Frequency Permutation Subsets for Joint Radar and Communication
Shalanika Dayarathna, Rajitha Senanayake, Peter Smith, Jamie Evans
TL;DR
This work addresses joint radar and communication waveform design using a random stepped frequency permutation. It introduces subset-permutation selection to trade off data reliability against radar accuracy, coupled with an IP-based optimal receiver and a computationally efficient Hungarian-based sub-optimal receiver that operate under any subset of permutations. Two subset design strategies are proposed: (i) a block-based $d_{min}=2k$ construction yielding $(M/k)!$ waveforms with $O((M/k)^3)$ receiver complexity, and (ii) a $d_{min}=3$ positive-sign subset of size $M!/2$ with efficient encoding using the floor function, plus a radar-oriented Costas-inspired subset that reduces maximum sidelobes in the ambiguity function.
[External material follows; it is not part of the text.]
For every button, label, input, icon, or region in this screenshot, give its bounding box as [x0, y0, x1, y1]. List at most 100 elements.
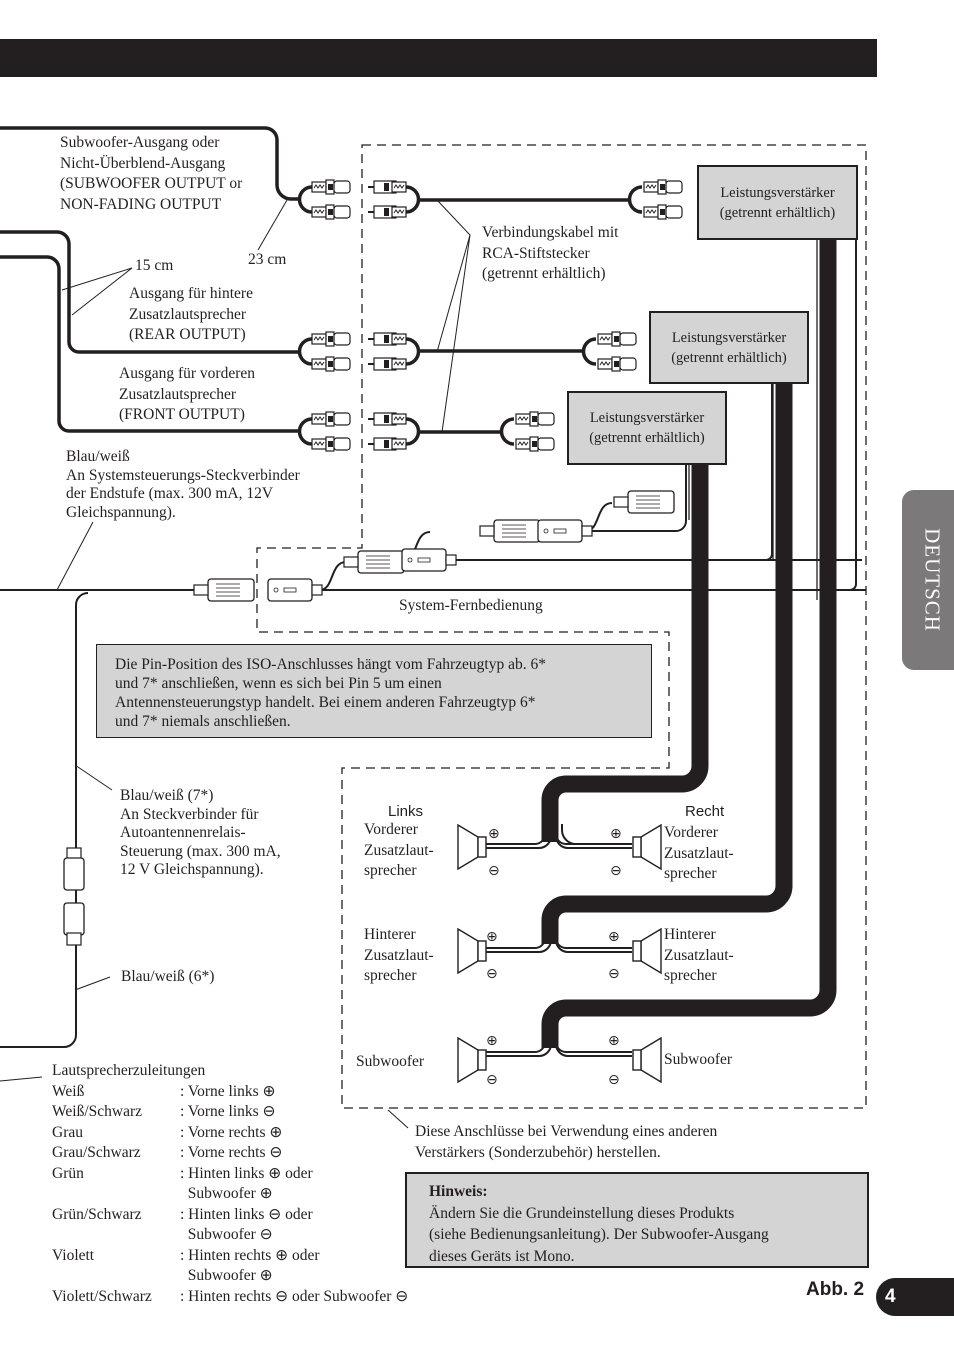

BLER is analyzed under AWGN and correlated Rician fading using union bounds and nearest-neighbor approximations, while the radar performance is examined via the ambiguity function, showing local accuracy independence from permutation order but improved global accuracy with radar-oriented subsets. A remapping of frequency tones to the symbol set is discussed as a means to jointly enhance communication and radar performance. These results provide a flexible framework for balancing data rate, reliability, and sensing accuracy in joint radar-communication systems.
Abstract
This paper focuses on waveform design for joint radar and communication systems and presents a new subset selection process to improve the communication error rate performance and global accuracy of radar sensing of the random stepped frequency permutation waveform. An optimal communication receiver based on integer programming is proposed to handle any subset of permutations followed by a more efficient sub-optimal receiver based on the Hungarian algorithm. Considering optimum maximum likelihood detection, the block error rate is analyzed under both additive white Gaussian noise and correlated Rician fading. We propose two methods to select a permutation subset with an improved block error rate and an efficient encoding scheme to map the information symbols to selected permutations under these subsets. From the radar perspective, the ambiguity function is analyzed with regards to the local and the global accuracy of target detection. Furthermore, a subset selection method to reduce the maximum sidelobe height is proposed by extending the properties of Costas arrays. Finally, the process of remapping the frequency tones to the symbol set used to generate permutations is introduced as a method to improve both the communication and radar performances of the selected permutation subset.